Sauf que lundi, Martin Leclerc a cité le témoignage d’un ex-joueur de la LHJMQ2 qui a raconté que plusieurs vétérans lui ont rentré le doigt dans l’anus lors de son initiation. Doigts trempés dans une crème analgésique (pour que ça brûle). M. Courteau a nommé ce joueur, son témoignage, il connaît donc son histoire. Mais il n’y a pourtant pas vu de geste « à connotation sexuelle ». Faudrait que ses faiseurs de phrases lui expliquent certaines choses…

Et mardi, La Presse cite le témoignage de M. Courteau dans le cadre de la même demande d’action collective en Ontario3, en 2021. Oups, on constate qu’il a été beaucoup plus direct sur la culture un peu débile de sa ligue qu’il ne l’a été devant les députés en 2023…

Il a menti, diront les moins charitables.

Nah, il a dit des demi-vérités, affirmeront les zhommes-de-hockey.

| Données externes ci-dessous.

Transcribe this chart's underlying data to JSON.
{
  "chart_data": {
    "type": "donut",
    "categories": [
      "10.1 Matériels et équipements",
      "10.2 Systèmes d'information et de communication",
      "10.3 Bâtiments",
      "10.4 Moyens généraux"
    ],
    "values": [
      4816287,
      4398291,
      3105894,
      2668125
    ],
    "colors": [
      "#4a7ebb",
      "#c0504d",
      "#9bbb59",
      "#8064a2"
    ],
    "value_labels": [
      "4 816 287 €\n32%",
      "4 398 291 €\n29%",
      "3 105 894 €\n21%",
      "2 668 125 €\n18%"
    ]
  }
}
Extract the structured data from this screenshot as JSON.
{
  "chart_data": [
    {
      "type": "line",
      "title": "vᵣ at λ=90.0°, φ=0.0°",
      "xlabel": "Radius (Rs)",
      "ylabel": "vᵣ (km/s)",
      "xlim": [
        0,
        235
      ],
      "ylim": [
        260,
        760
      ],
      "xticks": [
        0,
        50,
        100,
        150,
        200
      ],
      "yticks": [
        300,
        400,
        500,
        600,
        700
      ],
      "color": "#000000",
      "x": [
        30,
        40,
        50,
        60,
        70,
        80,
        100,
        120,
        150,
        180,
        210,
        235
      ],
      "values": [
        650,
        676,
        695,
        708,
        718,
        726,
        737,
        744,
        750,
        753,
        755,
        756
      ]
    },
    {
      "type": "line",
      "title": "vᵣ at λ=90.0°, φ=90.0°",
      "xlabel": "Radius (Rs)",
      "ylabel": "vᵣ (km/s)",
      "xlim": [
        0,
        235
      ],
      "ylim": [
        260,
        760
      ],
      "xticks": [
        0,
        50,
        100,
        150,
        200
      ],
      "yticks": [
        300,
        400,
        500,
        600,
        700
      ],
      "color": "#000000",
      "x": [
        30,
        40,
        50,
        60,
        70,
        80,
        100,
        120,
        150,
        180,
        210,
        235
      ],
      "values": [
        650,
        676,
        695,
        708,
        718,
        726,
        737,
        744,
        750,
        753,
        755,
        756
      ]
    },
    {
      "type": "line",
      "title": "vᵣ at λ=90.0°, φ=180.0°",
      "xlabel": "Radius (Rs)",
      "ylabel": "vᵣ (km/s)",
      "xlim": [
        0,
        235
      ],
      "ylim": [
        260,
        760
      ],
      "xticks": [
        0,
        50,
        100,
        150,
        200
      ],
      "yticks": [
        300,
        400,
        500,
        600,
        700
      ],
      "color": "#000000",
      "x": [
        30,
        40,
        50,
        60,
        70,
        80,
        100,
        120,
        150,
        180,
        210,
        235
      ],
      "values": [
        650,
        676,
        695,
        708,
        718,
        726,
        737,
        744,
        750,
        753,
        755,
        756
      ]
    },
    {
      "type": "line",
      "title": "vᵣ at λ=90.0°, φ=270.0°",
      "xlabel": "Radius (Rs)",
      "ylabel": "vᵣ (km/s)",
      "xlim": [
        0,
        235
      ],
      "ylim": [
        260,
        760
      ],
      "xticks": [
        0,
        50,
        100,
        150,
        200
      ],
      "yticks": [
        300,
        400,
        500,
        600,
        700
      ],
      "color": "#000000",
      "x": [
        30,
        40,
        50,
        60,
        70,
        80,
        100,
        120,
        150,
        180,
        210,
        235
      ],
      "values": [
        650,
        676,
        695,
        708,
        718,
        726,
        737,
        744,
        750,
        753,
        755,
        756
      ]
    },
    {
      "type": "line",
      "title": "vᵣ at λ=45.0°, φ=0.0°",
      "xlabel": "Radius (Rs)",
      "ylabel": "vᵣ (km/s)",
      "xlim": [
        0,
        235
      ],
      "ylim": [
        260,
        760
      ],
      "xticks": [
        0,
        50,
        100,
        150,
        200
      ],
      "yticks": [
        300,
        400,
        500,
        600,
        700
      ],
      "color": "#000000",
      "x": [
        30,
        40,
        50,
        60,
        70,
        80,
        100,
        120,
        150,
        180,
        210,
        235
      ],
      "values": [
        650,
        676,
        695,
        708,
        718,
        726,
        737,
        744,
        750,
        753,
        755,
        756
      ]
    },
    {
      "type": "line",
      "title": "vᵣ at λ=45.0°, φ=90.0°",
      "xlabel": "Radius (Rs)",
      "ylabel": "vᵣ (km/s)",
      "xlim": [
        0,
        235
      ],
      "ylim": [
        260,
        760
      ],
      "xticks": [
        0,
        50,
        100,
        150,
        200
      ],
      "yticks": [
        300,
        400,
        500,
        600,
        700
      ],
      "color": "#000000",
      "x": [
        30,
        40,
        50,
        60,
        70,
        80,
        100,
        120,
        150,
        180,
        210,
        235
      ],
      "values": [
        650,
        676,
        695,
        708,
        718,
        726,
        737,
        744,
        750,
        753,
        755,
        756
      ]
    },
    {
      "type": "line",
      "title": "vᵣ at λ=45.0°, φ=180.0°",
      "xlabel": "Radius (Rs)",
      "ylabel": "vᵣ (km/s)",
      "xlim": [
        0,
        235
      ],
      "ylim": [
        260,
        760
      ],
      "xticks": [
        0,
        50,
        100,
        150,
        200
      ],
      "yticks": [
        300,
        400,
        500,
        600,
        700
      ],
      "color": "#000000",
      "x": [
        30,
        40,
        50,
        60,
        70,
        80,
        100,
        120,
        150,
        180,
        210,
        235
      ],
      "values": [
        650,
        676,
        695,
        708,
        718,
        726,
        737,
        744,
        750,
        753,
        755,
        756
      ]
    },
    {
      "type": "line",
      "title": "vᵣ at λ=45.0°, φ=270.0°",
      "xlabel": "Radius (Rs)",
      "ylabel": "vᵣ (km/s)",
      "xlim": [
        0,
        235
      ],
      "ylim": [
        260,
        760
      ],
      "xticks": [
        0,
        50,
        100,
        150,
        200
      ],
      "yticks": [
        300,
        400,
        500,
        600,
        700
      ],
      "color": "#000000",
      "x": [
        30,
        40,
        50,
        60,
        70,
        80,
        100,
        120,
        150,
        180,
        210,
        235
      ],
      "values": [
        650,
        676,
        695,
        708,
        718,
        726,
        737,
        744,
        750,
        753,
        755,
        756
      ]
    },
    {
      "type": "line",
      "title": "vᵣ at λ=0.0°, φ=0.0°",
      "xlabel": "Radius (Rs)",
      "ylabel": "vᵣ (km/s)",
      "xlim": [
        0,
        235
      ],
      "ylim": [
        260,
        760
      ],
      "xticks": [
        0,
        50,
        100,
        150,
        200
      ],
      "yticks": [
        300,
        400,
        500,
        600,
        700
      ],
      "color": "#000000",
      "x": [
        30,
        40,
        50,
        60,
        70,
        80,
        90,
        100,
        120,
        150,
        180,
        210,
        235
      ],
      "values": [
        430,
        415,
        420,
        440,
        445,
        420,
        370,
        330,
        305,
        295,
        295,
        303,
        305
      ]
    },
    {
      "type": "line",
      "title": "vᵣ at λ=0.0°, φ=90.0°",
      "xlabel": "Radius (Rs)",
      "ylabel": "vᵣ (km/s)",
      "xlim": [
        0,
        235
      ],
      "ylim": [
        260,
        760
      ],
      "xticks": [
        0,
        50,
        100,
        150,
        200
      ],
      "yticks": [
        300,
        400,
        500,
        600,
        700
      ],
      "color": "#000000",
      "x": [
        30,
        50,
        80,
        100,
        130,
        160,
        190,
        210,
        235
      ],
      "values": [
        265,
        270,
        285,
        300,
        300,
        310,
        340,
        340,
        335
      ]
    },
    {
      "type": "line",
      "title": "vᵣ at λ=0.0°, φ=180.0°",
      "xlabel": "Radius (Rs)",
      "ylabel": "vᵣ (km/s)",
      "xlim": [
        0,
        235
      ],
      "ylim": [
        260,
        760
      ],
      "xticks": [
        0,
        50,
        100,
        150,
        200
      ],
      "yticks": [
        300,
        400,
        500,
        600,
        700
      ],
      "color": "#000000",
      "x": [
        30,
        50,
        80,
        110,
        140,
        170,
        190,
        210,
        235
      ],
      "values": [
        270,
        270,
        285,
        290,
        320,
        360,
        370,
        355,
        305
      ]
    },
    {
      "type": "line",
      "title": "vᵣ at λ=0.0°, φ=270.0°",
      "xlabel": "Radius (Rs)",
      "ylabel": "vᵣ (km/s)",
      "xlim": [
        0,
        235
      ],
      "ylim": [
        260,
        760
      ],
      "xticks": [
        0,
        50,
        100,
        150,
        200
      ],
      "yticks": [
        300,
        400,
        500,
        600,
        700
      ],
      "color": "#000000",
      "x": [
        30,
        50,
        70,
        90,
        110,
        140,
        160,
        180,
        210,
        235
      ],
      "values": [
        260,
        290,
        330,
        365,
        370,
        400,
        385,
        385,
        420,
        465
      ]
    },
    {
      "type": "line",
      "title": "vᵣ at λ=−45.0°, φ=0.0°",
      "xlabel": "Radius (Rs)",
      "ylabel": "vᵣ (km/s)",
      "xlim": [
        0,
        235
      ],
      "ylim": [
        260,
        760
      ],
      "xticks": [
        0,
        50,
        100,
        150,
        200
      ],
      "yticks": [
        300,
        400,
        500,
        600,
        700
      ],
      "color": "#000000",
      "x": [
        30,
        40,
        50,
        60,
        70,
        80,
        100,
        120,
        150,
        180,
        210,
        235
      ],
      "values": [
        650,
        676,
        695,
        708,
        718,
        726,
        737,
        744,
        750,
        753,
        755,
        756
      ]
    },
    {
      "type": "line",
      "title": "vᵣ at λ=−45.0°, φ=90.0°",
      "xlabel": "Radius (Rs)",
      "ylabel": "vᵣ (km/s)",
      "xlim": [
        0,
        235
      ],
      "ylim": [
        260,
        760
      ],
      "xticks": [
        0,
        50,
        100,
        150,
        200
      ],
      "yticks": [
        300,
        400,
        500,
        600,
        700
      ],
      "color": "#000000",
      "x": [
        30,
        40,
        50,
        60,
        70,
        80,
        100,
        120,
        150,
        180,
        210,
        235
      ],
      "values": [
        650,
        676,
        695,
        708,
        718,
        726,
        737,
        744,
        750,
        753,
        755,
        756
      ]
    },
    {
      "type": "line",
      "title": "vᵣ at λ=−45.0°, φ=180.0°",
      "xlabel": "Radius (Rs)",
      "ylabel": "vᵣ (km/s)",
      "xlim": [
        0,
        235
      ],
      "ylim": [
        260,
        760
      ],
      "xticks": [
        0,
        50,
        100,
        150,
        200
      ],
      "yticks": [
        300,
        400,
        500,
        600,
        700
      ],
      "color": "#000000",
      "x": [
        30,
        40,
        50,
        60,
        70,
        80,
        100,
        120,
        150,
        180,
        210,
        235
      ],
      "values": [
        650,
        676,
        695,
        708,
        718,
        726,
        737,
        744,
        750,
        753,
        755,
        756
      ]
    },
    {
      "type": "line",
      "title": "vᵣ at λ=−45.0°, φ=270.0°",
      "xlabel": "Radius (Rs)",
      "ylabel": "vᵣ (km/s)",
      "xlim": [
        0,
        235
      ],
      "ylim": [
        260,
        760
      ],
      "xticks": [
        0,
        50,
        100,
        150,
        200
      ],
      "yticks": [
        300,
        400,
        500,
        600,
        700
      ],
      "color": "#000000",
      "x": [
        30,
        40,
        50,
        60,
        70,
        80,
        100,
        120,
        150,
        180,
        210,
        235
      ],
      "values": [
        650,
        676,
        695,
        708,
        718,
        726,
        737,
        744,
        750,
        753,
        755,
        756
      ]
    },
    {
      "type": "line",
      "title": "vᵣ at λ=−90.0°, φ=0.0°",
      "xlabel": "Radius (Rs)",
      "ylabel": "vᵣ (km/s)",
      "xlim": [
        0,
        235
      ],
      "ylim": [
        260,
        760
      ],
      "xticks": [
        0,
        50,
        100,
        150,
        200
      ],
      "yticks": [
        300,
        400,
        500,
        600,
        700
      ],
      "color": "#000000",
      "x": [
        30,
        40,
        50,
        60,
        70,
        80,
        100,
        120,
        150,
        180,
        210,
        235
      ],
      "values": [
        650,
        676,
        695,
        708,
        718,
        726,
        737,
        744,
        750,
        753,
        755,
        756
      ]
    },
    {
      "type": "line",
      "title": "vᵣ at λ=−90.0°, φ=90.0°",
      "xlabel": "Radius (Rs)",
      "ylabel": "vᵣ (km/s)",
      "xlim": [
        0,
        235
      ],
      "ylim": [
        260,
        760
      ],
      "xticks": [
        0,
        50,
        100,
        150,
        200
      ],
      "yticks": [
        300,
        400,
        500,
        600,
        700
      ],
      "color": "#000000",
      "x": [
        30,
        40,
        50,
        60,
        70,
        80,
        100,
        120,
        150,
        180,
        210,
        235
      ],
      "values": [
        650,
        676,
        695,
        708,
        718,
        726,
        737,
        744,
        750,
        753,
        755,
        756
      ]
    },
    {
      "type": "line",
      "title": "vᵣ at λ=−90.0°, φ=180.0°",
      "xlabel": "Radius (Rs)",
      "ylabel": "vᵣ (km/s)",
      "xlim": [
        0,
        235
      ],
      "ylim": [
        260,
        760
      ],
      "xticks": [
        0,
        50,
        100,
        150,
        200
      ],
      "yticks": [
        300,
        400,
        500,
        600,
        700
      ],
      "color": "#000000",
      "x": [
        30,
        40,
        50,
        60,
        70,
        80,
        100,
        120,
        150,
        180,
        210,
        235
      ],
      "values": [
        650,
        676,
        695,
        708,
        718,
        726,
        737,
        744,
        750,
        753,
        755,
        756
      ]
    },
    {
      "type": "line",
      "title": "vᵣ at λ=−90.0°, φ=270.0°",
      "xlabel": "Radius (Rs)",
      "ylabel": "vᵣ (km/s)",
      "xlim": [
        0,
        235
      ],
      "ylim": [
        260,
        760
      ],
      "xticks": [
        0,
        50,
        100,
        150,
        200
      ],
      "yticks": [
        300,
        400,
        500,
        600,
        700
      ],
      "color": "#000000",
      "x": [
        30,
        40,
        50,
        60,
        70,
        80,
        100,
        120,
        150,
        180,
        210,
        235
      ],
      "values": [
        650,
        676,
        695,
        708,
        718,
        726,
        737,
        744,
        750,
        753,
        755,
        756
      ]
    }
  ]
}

La vérité est ailleurs, me semble-t-il : ce sont les paroles d’un homme qui ne peut pas trahir, ne serait-ce que par un bémol, son club, sa gang, son groupe, sa culture.

Son identité.

1 Lisez le texte « La torture, le viol et l’humiliation dans un aréna près de chez vous » 2 Lisez le texte « Gilles Courteau, la loi du silence et l’Assemblée nationale » 3 Lisez le texte « Des “problèmes” depuis 45 ans, a reconnu Courteau en 2021 »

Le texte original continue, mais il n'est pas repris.